C’est pourtant la liberté de la presse qui est en jeu, selon un texte de soutien à Mediapart signé par une trentaine de sociétés de journalistes, dont celles du Monde, de l’AFP, de Libération ou encore de BFM-TV. Elles s’inquiètent plus largement de la multiplication des « procédures bâillons » en France et des récentes poursuites engagées par le groupe Altice (SFR, BFM-TV) contre le site d’information Reflets, vues comme « un détournement » du droit de la presse. Hasard de calendrier, l’audience d’appel sur cette dernière affaire était prévue mercredi à Versailles à 15 heures, heure à laquelle Mediapart a été fixé sur le sort de son enquête.

Attaqué devant le tribunal de commerce pour avoir publié des articles qui s’appuyaient sur des documents volés par des pirates informatiques, le site Reflets s’est vu interdire d’en faire paraître de nouveaux. Cette « censure préalable » pose « problème pour tous les journalistes d’investigation, la plupart des documents qu’ils utilisent n’ayant pas été publiés ou communiqués par leurs propriétaires initiaux puisque cela leur pose un souci d’image », explique à l’Agence France-Presse (AFP) Antoine Champagne, le rédacteur en chef de Reflets.
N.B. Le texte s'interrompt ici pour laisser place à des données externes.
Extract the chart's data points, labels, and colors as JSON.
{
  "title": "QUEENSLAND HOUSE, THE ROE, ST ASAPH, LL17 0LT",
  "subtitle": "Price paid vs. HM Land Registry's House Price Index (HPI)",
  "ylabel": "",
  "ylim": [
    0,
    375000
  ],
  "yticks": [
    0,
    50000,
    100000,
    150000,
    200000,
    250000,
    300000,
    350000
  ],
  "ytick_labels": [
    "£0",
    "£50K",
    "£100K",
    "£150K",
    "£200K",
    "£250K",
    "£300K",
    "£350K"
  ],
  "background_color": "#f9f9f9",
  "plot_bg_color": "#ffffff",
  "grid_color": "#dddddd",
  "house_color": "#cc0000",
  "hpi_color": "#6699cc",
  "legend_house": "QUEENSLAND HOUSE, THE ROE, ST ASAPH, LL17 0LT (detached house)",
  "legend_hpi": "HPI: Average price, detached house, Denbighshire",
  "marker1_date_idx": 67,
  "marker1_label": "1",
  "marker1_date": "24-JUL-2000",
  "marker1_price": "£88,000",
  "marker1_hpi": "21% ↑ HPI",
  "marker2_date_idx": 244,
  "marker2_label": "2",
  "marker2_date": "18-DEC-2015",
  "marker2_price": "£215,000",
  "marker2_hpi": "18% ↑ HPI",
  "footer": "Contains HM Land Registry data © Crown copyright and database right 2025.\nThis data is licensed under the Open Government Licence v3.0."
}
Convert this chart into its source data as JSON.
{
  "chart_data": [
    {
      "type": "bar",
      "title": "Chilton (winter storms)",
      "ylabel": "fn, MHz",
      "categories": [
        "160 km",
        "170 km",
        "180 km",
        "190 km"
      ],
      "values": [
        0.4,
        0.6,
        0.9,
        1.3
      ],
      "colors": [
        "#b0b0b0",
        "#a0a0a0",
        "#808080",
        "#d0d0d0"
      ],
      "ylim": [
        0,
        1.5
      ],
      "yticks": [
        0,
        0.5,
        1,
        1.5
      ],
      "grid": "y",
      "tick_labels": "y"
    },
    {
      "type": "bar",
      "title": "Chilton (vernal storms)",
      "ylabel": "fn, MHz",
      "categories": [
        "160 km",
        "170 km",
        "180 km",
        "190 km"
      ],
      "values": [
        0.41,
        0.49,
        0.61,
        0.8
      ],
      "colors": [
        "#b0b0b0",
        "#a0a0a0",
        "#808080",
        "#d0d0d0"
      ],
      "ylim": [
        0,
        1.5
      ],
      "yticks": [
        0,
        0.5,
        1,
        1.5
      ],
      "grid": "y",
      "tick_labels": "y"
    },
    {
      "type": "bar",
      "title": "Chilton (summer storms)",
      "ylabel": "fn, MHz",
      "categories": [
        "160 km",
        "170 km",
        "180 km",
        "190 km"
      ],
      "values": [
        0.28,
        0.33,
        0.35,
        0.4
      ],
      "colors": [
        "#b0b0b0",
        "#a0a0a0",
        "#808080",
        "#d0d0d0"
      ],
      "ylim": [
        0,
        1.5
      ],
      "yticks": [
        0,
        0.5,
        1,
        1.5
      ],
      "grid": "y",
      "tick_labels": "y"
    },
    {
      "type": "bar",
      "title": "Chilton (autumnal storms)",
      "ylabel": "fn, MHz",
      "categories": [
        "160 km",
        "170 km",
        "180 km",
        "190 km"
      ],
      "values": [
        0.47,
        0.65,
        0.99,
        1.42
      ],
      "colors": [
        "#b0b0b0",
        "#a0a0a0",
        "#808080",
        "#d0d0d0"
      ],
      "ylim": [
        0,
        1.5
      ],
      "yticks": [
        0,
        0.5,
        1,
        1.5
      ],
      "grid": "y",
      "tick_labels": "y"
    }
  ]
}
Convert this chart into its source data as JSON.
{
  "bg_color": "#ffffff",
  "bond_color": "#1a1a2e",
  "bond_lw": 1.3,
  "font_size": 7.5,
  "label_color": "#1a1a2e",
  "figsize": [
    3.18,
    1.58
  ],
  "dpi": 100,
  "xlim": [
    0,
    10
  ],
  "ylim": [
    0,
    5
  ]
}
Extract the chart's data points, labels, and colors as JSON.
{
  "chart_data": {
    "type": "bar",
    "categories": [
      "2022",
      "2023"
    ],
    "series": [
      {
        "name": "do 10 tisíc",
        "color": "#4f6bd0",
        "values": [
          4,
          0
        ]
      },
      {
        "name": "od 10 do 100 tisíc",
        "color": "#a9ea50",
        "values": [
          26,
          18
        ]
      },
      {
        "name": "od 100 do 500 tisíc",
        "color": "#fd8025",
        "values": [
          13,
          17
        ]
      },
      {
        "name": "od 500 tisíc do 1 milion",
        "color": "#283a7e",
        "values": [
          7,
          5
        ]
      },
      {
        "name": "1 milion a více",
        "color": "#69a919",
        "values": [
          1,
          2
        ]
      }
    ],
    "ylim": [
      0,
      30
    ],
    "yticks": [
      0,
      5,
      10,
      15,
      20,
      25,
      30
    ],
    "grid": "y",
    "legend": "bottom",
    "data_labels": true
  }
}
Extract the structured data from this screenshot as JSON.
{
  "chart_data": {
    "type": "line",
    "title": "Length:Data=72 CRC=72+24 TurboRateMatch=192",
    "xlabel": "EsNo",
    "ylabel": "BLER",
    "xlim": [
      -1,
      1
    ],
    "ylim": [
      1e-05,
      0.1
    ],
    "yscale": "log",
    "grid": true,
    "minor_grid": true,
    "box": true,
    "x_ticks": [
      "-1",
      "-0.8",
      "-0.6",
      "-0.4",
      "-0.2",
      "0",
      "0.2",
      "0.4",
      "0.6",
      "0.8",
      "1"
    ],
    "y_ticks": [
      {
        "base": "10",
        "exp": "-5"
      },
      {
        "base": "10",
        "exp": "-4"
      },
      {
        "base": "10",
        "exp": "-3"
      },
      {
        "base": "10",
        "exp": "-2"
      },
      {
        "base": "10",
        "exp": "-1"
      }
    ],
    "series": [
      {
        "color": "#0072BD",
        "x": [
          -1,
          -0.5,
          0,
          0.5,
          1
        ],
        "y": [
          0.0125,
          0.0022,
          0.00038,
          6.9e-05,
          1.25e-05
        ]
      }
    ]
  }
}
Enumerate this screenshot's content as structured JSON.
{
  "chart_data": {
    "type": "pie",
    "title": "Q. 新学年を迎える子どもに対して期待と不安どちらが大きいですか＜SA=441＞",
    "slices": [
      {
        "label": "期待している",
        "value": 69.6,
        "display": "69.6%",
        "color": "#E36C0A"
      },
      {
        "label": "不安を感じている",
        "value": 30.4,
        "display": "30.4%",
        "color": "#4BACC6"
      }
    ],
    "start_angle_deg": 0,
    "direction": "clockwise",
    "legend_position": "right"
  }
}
Sollicité par l’AFP, Altice, qui partage le même avocat que Gaël Perdriau, n’a pas souhaité faire de commentaire.

En réaction à la procédure visant Mediapart, la sénatrice centriste Nathalie Goulet a déposé la semaine dernière une proposition de loi garantissant qu’une publication ne puisse « être interdite qu’en application d’une décision judiciaire rendue contradictoirement ». Mais « cela ne répond pas du tout à la question », déplore auprès de l’AFP Dominique Pradalié, la présidente de la Fédération internationale des journalistes, qui préférerait « des dispositions permettant de sanctionner beaucoup plus gravement les abus contre la liberté de la presse, attaquée de toutes parts ».